Use CloudWatch Logs Insights to analyze audit data directly in the AWS Console.

# View PostgreSQL logs in CloudWatch Logs Insights
# Log group: /aws/rds/instance/<instance-id>/postgresql

# Query for failed login attempts
fields @timestamp, @message
| filter @message like /FATAL|authentication failed/
| sort @timestamp desc
| limit 100

# Query for DDL operations
fields @timestamp, @message
| filter @message like /CREATE|DROP|ALTER|TRUNCATE/
| sort @timestamp desc
| limit 100

# Query for specific user activity
fields @timestamp, @message
| filter @message like /user=admin/
| sort @timestamp desc
| limit 50

# Query pgAudit logs specifically
fields @timestamp, @message
| filter @message like /AUDIT:/
| parse @message "AUDIT: *,*,*,*,*,*,*" as session_id, statement_id, substatement_id, class, command, object_type, object_name
| sort @timestamp desc
| limit 100

# Query for slow queries (log_min_duration_statement)
fields @timestamp, @message
| filter @message like /duration:/
| parse @message "duration: * ms" as duration_ms
| filter duration_ms > 1000
| sort @timestamp desc
| limit 50

RDS PostgreSQL Log Retention

RDS Instance Storage

PostgreSQL logs are retained on the RDS instance based on available storage. Logs older than 7 days are automatically rotated.

CloudWatch Logs

Configure retention in CloudWatch (1 day to 10 years). Set based on your compliance requirements.

Log Volume Considerations

Setting log_statement = 'all' and pgaudit.log = 'all' can generate significant log volume. Consider using more specific settings in high-traffic environments or filtering by role.

Compliance Support

DB Audit's PostgreSQL connector helps you meet audit requirements for major compliance frameworks.

SOC 2
Access logging
HIPAA
PHI access audit
PCI DSS
Cardholder data
GDPR
Data access rights

Troubleshooting

Connection refused

Check that PostgreSQL is accepting connections on the configured host and port. Verify pg_hba.conf allows connections from the collector's IP address.

Authentication failed

Verify the username and password are correct.
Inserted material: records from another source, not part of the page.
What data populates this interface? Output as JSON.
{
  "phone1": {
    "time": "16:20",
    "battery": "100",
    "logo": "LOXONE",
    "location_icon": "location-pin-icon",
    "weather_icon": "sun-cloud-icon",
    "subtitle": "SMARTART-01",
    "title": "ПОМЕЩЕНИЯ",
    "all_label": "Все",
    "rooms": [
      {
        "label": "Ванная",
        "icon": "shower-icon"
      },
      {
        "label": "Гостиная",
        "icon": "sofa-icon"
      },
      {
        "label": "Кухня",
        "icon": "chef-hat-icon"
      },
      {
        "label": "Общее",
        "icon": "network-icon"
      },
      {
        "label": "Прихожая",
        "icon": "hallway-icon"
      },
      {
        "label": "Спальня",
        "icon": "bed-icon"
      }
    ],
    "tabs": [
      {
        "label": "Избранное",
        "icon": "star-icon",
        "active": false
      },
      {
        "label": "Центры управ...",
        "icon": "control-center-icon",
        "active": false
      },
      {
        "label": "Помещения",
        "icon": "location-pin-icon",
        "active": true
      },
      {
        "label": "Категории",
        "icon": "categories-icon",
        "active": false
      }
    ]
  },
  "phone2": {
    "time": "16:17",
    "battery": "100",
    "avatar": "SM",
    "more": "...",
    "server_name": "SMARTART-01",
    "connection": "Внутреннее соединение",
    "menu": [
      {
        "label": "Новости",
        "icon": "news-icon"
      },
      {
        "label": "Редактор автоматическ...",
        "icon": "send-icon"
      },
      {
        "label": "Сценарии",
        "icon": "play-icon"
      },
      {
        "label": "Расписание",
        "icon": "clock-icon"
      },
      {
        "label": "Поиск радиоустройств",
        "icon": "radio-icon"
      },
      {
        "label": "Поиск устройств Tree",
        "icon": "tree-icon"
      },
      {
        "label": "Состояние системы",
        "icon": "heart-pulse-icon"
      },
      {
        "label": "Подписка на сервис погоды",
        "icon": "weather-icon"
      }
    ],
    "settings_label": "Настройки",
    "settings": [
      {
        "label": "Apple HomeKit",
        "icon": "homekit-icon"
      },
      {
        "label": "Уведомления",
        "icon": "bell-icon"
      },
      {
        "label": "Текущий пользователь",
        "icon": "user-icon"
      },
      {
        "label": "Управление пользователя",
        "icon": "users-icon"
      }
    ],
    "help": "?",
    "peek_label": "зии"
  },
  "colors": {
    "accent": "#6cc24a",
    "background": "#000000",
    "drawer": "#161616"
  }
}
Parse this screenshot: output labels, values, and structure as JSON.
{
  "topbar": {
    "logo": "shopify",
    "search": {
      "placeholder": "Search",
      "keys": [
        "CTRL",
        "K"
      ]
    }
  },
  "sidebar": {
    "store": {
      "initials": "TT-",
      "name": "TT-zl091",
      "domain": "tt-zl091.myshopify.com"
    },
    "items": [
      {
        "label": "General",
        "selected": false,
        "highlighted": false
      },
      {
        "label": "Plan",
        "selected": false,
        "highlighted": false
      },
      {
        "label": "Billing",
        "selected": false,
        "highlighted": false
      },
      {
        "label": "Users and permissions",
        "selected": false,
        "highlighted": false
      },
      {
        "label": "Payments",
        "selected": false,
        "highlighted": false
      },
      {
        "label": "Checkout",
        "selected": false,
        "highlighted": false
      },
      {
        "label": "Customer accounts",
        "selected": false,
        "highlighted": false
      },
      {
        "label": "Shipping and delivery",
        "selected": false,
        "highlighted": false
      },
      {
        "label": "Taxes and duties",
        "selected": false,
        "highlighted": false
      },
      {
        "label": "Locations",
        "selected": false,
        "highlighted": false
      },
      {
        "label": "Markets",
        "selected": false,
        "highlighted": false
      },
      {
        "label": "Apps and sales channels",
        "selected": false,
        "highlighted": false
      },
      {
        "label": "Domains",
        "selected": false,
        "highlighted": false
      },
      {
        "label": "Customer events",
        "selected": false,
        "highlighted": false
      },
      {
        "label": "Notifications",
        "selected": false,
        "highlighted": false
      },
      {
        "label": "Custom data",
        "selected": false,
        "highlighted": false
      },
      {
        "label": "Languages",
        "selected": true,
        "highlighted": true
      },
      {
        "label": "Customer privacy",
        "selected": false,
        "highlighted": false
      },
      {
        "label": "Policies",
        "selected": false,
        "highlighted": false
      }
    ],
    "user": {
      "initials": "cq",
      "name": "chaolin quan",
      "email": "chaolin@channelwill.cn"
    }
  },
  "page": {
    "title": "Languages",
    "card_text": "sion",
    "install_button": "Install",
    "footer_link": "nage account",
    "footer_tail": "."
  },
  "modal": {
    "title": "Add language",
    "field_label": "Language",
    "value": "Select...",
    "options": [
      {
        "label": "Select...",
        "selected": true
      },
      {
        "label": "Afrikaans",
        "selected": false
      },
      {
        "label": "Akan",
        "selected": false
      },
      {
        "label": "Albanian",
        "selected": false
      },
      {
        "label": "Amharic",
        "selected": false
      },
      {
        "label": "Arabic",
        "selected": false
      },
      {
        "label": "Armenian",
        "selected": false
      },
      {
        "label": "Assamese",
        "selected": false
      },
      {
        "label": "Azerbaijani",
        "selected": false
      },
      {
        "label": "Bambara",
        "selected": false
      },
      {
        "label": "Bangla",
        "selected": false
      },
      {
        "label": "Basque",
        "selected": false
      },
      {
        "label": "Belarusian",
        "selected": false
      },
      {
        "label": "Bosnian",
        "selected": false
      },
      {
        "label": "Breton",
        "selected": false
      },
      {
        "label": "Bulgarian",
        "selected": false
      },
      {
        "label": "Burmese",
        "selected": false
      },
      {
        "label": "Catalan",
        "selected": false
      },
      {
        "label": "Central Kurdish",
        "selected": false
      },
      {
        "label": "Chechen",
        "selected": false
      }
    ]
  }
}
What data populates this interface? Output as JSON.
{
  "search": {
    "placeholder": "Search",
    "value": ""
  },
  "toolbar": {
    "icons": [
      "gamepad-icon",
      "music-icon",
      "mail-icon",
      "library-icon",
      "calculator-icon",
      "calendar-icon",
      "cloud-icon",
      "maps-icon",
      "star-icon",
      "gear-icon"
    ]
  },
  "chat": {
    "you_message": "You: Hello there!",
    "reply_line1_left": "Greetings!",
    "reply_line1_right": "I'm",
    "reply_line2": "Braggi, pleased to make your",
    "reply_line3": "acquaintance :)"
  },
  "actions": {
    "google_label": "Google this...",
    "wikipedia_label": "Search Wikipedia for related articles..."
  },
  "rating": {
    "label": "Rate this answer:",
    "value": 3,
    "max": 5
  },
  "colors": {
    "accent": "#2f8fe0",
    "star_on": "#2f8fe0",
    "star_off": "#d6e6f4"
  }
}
Check that the authentication method in pg_hba.conf matches your configuration (md5, scram-sha-256, etc.).

SSL connection required

If the server requires SSL, ensure ssl: true is set in your configuration and the correct certificates are provided.

Permission denied for pg_stat_statements

Grant the pg_read_all_stats role to your audit user, or ensure pg_stat_statements.track is set to 'all' in postgresql.conf.